It seems that the worst person in American public life — an elderly gentleman who simply refuses to get off the stage, especially now that he’s back in the good graces of his liberal admirers in the media — is up to his old tricks. On a visit to Munich this weekend, John McCain criticized President Trump, praised German Chancellor Angela Merkel, and generally trampled all over the old adage that politics ends at the water’s edge.
But then, McCain has never let niceties like manners, party loyalty, or just plain human decency knock him off his largely imaginary moral high horse. Regrettably returned to office last year by the foolish voters of Arizona, McCain has another six years of stabbing his ostensible allies in the back while busily trying to drag the United States into another purposeless war with just about any country you can think of. It would take Sigmund Freud to figure out McCain’s particular pathology, a combination of arrogance, privilege, guilt and political impotence that ill serves the country he claims to love.

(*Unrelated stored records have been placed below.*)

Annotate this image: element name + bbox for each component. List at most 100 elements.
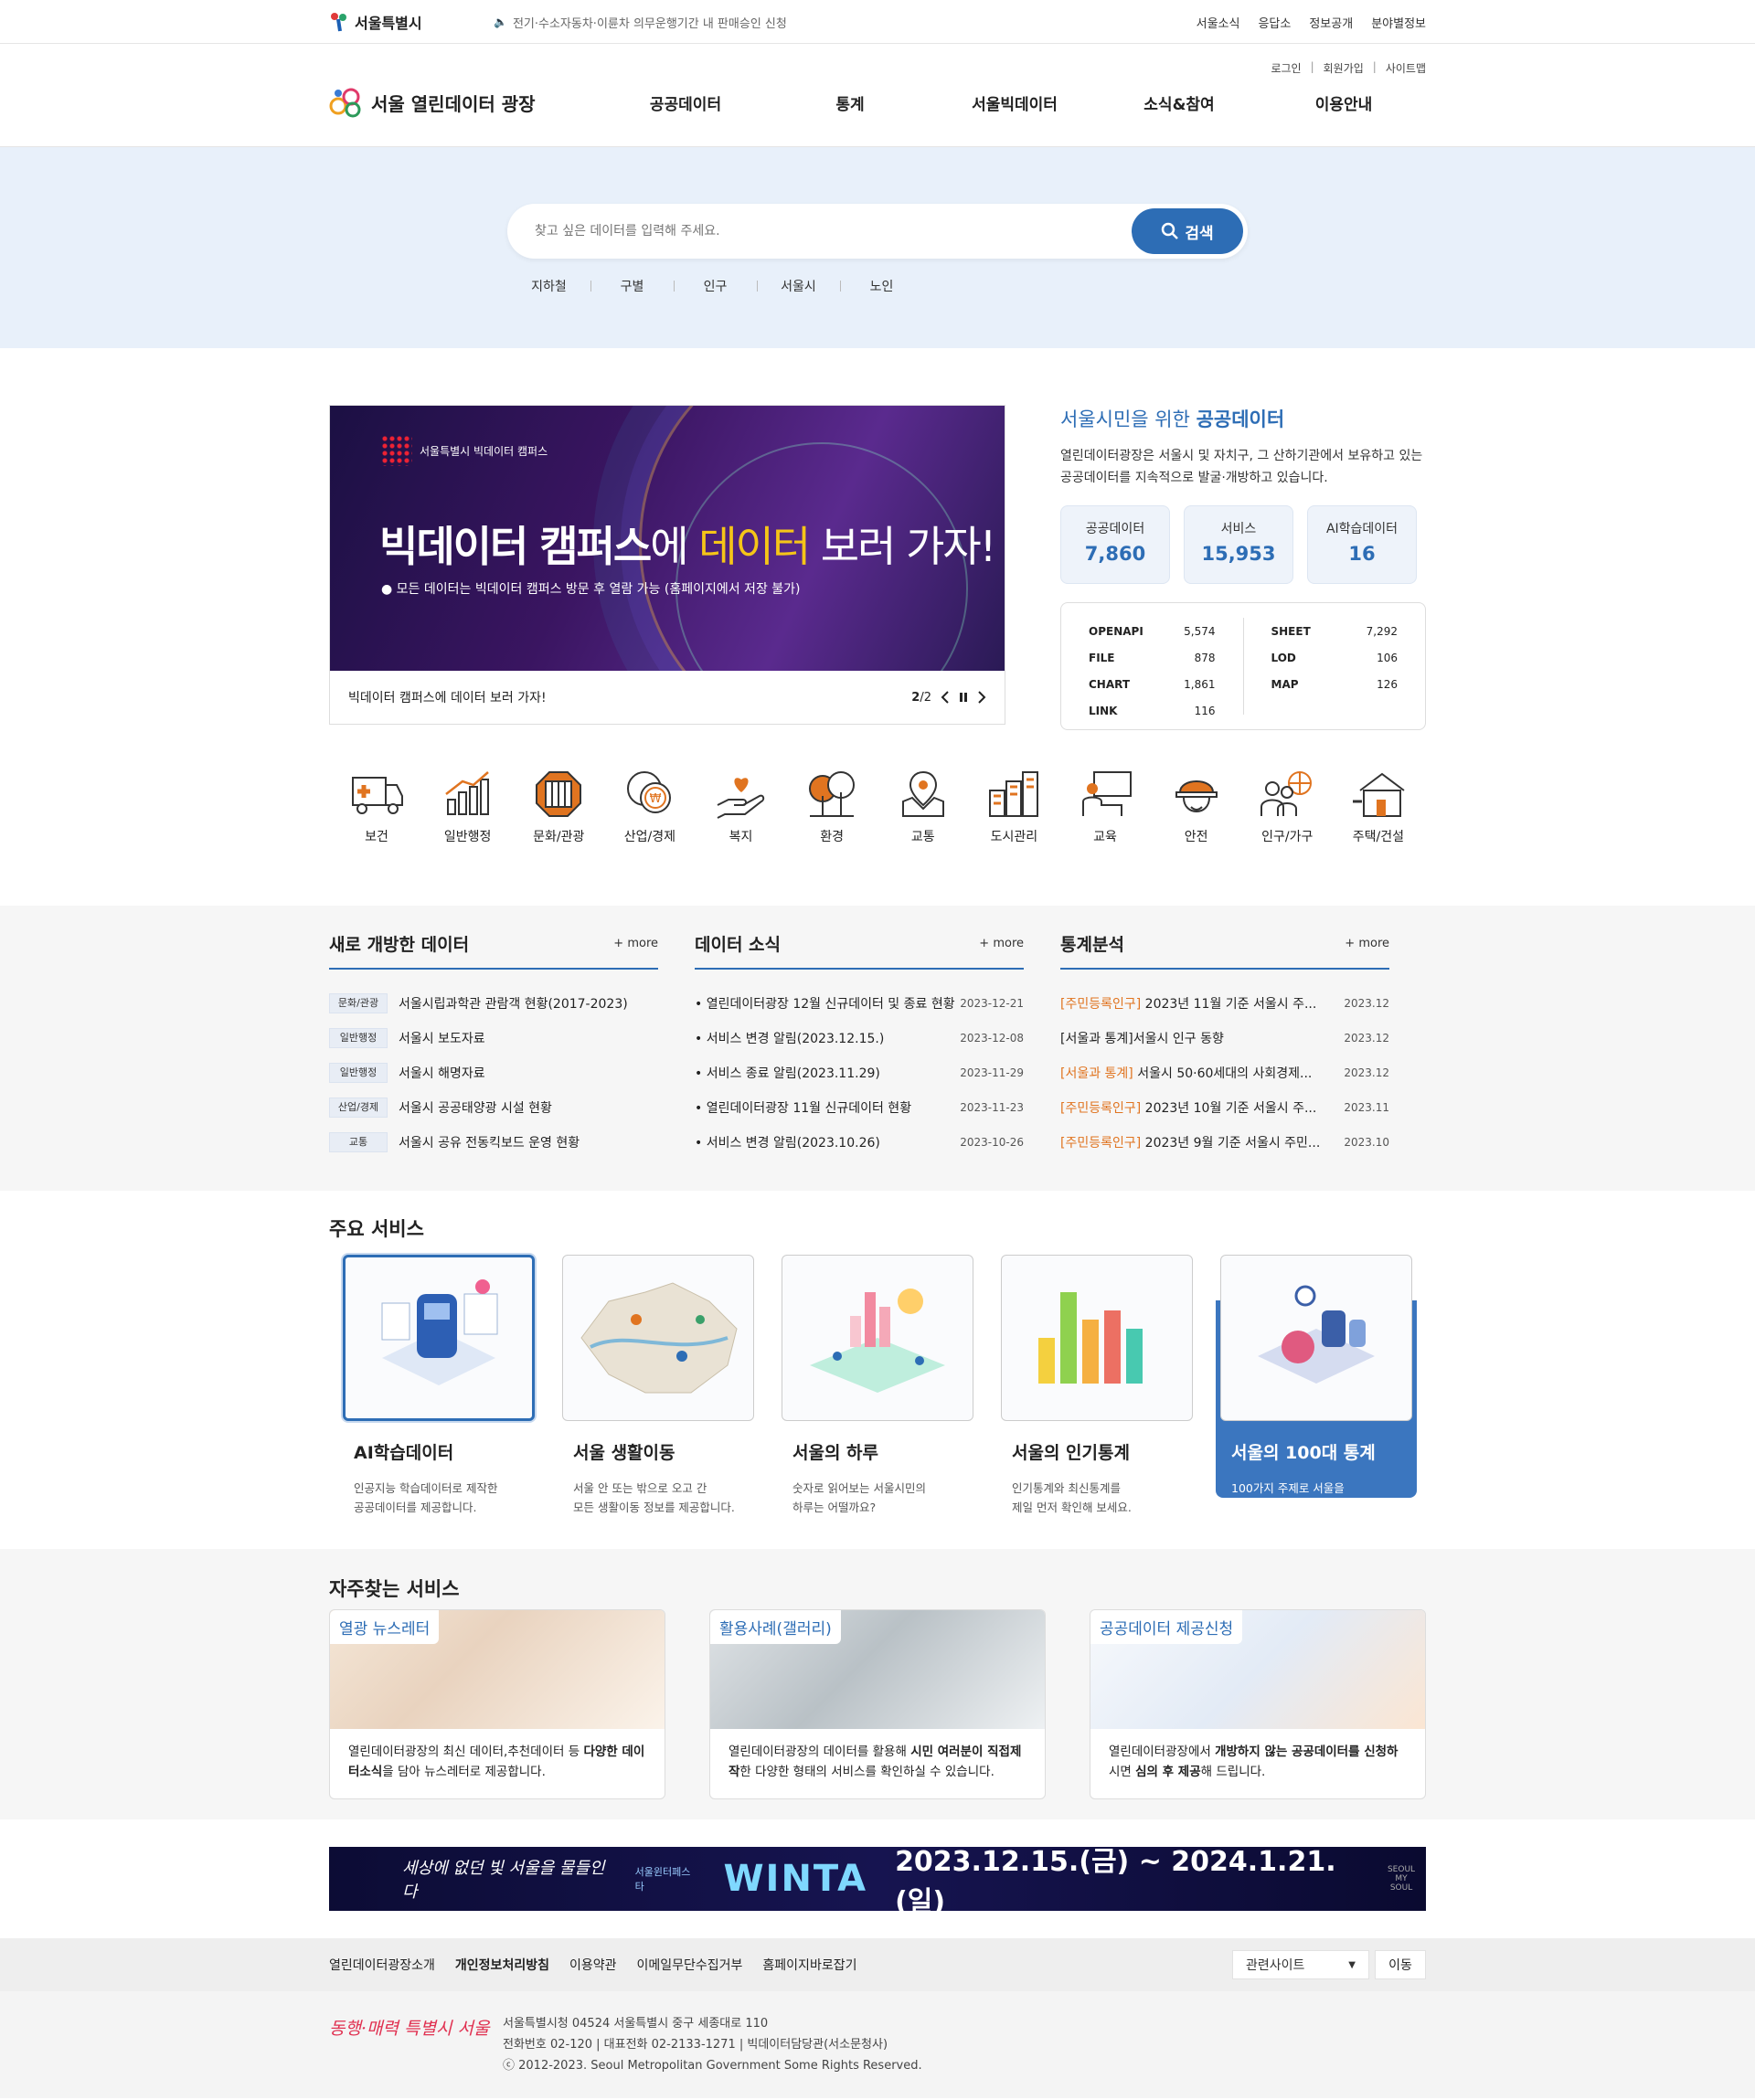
category-housing[interactable]: 주택/건설 bbox=[1335, 769, 1422, 845]
category-health[interactable]: 보건 bbox=[333, 769, 420, 845]
keyword-link[interactable]: 인구 bbox=[674, 277, 757, 295]
list-item[interactable]: • 열린데이터광장 11월 신규데이터 현황 2023-11-23 bbox=[695, 1090, 1024, 1125]
list-item[interactable]: • 서비스 종료 알림(2023.11.29) 2023-11-29 bbox=[695, 1055, 1024, 1090]
footer-link-about[interactable]: 열린데이터광장소개 bbox=[329, 1956, 435, 1974]
newsletter-photo: 열광 뉴스레터 bbox=[330, 1610, 665, 1729]
intro-panel: 서울시민을 위한 공공데이터 열린데이터광장은 서울시 및 자치구, 그 산하기… bbox=[1060, 405, 1426, 730]
service-card-top100[interactable]: 서울의 100대 통계 100가지 주제로 서울을 알려드립니다. bbox=[1220, 1255, 1412, 1517]
type-row[interactable]: SHEET 7,292 bbox=[1271, 618, 1399, 644]
more-link[interactable]: + more bbox=[979, 937, 1024, 950]
notice-text: 전기·수소자동차·이륜차 의무운행기간 내 판매승인 신청 bbox=[512, 16, 787, 31]
stat-ai-data[interactable]: AI학습데이터 16 bbox=[1307, 505, 1417, 584]
category-tag: 교통 bbox=[329, 1132, 388, 1152]
go-button[interactable]: 이동 bbox=[1375, 1950, 1426, 1979]
category-tag: 문화/관광 bbox=[329, 993, 388, 1013]
category-admin[interactable]: 일반행정 bbox=[424, 769, 512, 845]
keyword-link[interactable]: 노인 bbox=[840, 277, 923, 295]
list-item[interactable]: 일반행정 서울시 해명자료 bbox=[329, 1055, 658, 1090]
service-card-popular-stats[interactable]: 서울의 인기통계 인기통계와 최신통계를 제일 먼저 확인해 보세요. bbox=[1001, 1255, 1193, 1517]
list-item[interactable]: 일반행정 서울시 보도자료 bbox=[329, 1021, 658, 1055]
nav-statistics[interactable]: 통계 bbox=[768, 91, 932, 114]
chevron-right-icon[interactable] bbox=[977, 691, 986, 704]
service-card-day[interactable]: 서울의 하루 숫자로 읽어보는 서울시민의 하루는 어떨까요? bbox=[782, 1255, 973, 1517]
keyword-link[interactable]: 서울시 bbox=[757, 277, 840, 295]
list-item[interactable]: [주민등록인구] 2023년 10월 기준 서울시 주... 2023.11 bbox=[1060, 1090, 1389, 1125]
stat-public-data[interactable]: 공공데이터 7,860 bbox=[1060, 505, 1170, 584]
category-economy[interactable]: ₩ 산업/경제 bbox=[606, 769, 694, 845]
nav-seoul-bigdata[interactable]: 서울빅데이터 bbox=[932, 91, 1097, 114]
top-link-eungdapso[interactable]: 응답소 bbox=[1258, 14, 1291, 31]
frequent-card-gallery[interactable]: 활용사례(갤러리) 열린데이터광장의 데이터를 활용해 시민 여러분이 직접제작… bbox=[709, 1609, 1046, 1799]
category-safety[interactable]: 안전 bbox=[1153, 769, 1240, 845]
category-traffic[interactable]: 교통 bbox=[879, 769, 967, 845]
login-link[interactable]: 로그인 bbox=[1271, 60, 1301, 76]
list-item[interactable]: [서울과 통계]서울시 인구 동향 2023.12 bbox=[1060, 1021, 1389, 1055]
main-banner[interactable]: 서울특별시 빅데이터 캠퍼스 빅데이터 캠퍼스에 데이터 보러 가자! ● 모든… bbox=[329, 405, 1005, 725]
list-item[interactable]: • 열린데이터광장 12월 신규데이터 및 종료 현황 2023-12-21 bbox=[695, 986, 1024, 1021]
footer-link-privacy[interactable]: 개인정보처리방침 bbox=[455, 1956, 549, 1974]
top-link-news[interactable]: 서울소식 bbox=[1197, 14, 1240, 31]
list-item[interactable]: 교통 서울시 공유 전동킥보드 운영 현황 bbox=[329, 1125, 658, 1160]
list-item[interactable]: [주민등록인구] 2023년 11월 기준 서울시 주... 2023.12 bbox=[1060, 986, 1389, 1021]
footer-link-terms[interactable]: 이용약관 bbox=[569, 1956, 617, 1974]
type-row[interactable]: CHART 1,861 bbox=[1089, 671, 1216, 697]
category-culture[interactable]: 문화/관광 bbox=[515, 769, 602, 845]
search-button-label: 검색 bbox=[1185, 224, 1214, 242]
keyword-link[interactable]: 구별 bbox=[590, 277, 674, 295]
list-item[interactable]: • 서비스 변경 알림(2023.10.26) 2023-10-26 bbox=[695, 1125, 1024, 1160]
category-environment[interactable]: 환경 bbox=[788, 769, 876, 845]
footer-link-fix[interactable]: 홈페이지바로잡기 bbox=[762, 1956, 856, 1974]
festival-section: 세상에 없던 빛 서울을 물들인다 서울윈터페스타 WINTA 2023.12.… bbox=[329, 1819, 1426, 1938]
nav-public-data[interactable]: 공공데이터 bbox=[603, 91, 768, 114]
category-label: 문화/관광 bbox=[533, 830, 585, 844]
festival-banner[interactable]: 세상에 없던 빛 서울을 물들인다 서울윈터페스타 WINTA 2023.12.… bbox=[329, 1846, 1426, 1918]
banner-image: 서울특별시 빅데이터 캠퍼스 빅데이터 캠퍼스에 데이터 보러 가자! ● 모든… bbox=[330, 406, 1005, 671]
service-card-mobility[interactable]: 서울 생활이동 서울 안 또는 밖으로 오고 간 모든 생활이동 정보를 제공합니… bbox=[562, 1255, 754, 1517]
banner-caption-bar: 빅데이터 캠퍼스에 데이터 보러 가자! 2/2 bbox=[330, 671, 1005, 724]
search-button[interactable]: 검색 bbox=[1132, 208, 1243, 254]
site-logo[interactable]: 서울 열린데이터 광장 bbox=[329, 86, 536, 119]
category-city[interactable]: 도시관리 bbox=[970, 769, 1058, 845]
list-item[interactable]: [서울과 통계] 서울시 50·60세대의 사회경제... 2023.12 bbox=[1060, 1055, 1389, 1090]
type-row[interactable]: MAP 126 bbox=[1271, 671, 1399, 697]
list-item[interactable]: • 서비스 변경 알림(2023.12.15.) 2023-12-08 bbox=[695, 1021, 1024, 1055]
more-link[interactable]: + more bbox=[613, 937, 658, 950]
search-input[interactable] bbox=[535, 224, 1132, 239]
top-bar: 서울특별시 🔈 전기·수소자동차·이륜차 의무운행기간 내 판매승인 신청 서울… bbox=[0, 0, 1755, 44]
related-sites-select[interactable]: 관련사이트 ▼ bbox=[1232, 1950, 1369, 1979]
nav-guide[interactable]: 이용안내 bbox=[1261, 91, 1426, 114]
type-row[interactable]: LOD 106 bbox=[1271, 644, 1399, 671]
footer-link-email[interactable]: 이메일무단수집거부 bbox=[637, 1956, 743, 1974]
nav-news-participation[interactable]: 소식&참여 bbox=[1097, 91, 1261, 114]
service-card-ai[interactable]: AI학습데이터 인공지능 학습데이터로 제작한 공공데이터를 제공합니다. bbox=[343, 1255, 535, 1517]
list-item[interactable]: 문화/관광 서울시립과학관 관람객 현황(2017-2023) bbox=[329, 986, 658, 1021]
service-desc: 숫자로 읽어보는 서울시민의 하루는 어떨까요? bbox=[792, 1481, 926, 1514]
type-row[interactable]: LINK 116 bbox=[1089, 697, 1216, 724]
type-row[interactable]: FILE 878 bbox=[1089, 644, 1216, 671]
house-icon bbox=[1352, 772, 1405, 817]
type-row[interactable]: OPENAPI 5,574 bbox=[1089, 618, 1216, 644]
category-welfare[interactable]: 복지 bbox=[697, 769, 785, 845]
more-link[interactable]: + more bbox=[1345, 937, 1389, 950]
category-education[interactable]: 교육 bbox=[1061, 769, 1149, 845]
seoul-logo[interactable]: 서울특별시 bbox=[329, 11, 494, 33]
top-link-field[interactable]: 분야별정보 bbox=[1371, 14, 1426, 31]
service-name: 서울의 하루 bbox=[792, 1443, 879, 1463]
service-name: AI학습데이터 bbox=[354, 1443, 454, 1463]
pause-icon[interactable] bbox=[959, 691, 968, 704]
frequent-card-newsletter[interactable]: 열광 뉴스레터 열린데이터광장의 최신 데이터,추천데이터 등 다양한 데이터소… bbox=[329, 1609, 665, 1799]
sitemap-link[interactable]: 사이트맵 bbox=[1386, 60, 1426, 76]
top-link-info[interactable]: 정보공개 bbox=[1309, 14, 1353, 31]
category-population[interactable]: 인구/가구 bbox=[1243, 769, 1331, 845]
category-icons: 보건 일반행정 문화/관광 ₩ 산업/경제 복지 환경 교통 도시관리 교육 안전… bbox=[329, 769, 1426, 845]
frequent-card-request[interactable]: 공공데이터 제공신청 열린데이터광장에서 개방하지 않는 공공데이터를 신청하시… bbox=[1090, 1609, 1426, 1799]
stat-services[interactable]: 서비스 15,953 bbox=[1184, 505, 1293, 584]
signup-link[interactable]: 회원가입 bbox=[1324, 60, 1364, 76]
banner-subtitle: ● 모든 데이터는 빅데이터 캠퍼스 방문 후 열람 가능 (홈페이지에서 저장… bbox=[381, 582, 801, 597]
chevron-left-icon[interactable] bbox=[941, 691, 950, 704]
category-tag: 산업/경제 bbox=[329, 1098, 388, 1118]
list-item[interactable]: [주민등록인구] 2023년 9월 기준 서울시 주민... 2023.10 bbox=[1060, 1125, 1389, 1160]
keyword-link[interactable]: 지하철 bbox=[507, 277, 590, 295]
list-item[interactable]: 산업/경제 서울시 공공태양광 시설 현황 bbox=[329, 1090, 658, 1125]
notice[interactable]: 🔈 전기·수소자동차·이륜차 의무운행기간 내 판매승인 신청 bbox=[494, 14, 1197, 31]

Finally, one of his colleagues in the Senate has had the guts to call him out:
Sen. Rand Paul, R-Ky., on Sunday warned against taking seriously comments his Senate colleague John McCain of Arizona made on Saturday, in which the Arizona lawmaker compared President Trump’s actions toward the press to “how dictators get started.”
“The thing is, I don’t agree with his analysis and applying that to the president,” Paul told Jon Karl, guest host of ABC’s “This Week.” “Everything that [McCain] says about the president is colored by his own personal dispute he’s got running with President Trump and it should be taken with a grain of salt, because John McCain’s the guy that’s advocated for war everywhere. He would bankrupt the nation.”
Paul, known for his non-interventionist foreign policy, also expressed relief that the 2008 Republican presidential nominee did not have a chance to act on his views as a commander in chief. “And actually, we’re very lucky John McCain’s not in charge because I think we would be in perpetual war,” Paul said.
As if we’re not already, one might observe. Everywhere McCain goes, trouble seems to follow; his latest run of destabilization includes meddling in Egypt, Libya and Syria, all of which ended in death and disaster. Now he’s itching to mix it up with Russia over the Ukraine and Crimea — a sure-fire losing battle, since the Russians will never return Crimea and will gobble up as much of the Ukraine as they like, and there’s not a damn thing anybody will or should do about it.
So good for Sen. Paul. More of his colleagues on the Republican side — McCain still is nominally a Republican, isn’t he? — need to do the same, and even more bluntly. McCain has transcended simply being an embarrassing fool: he’s now a dangerous fool as well.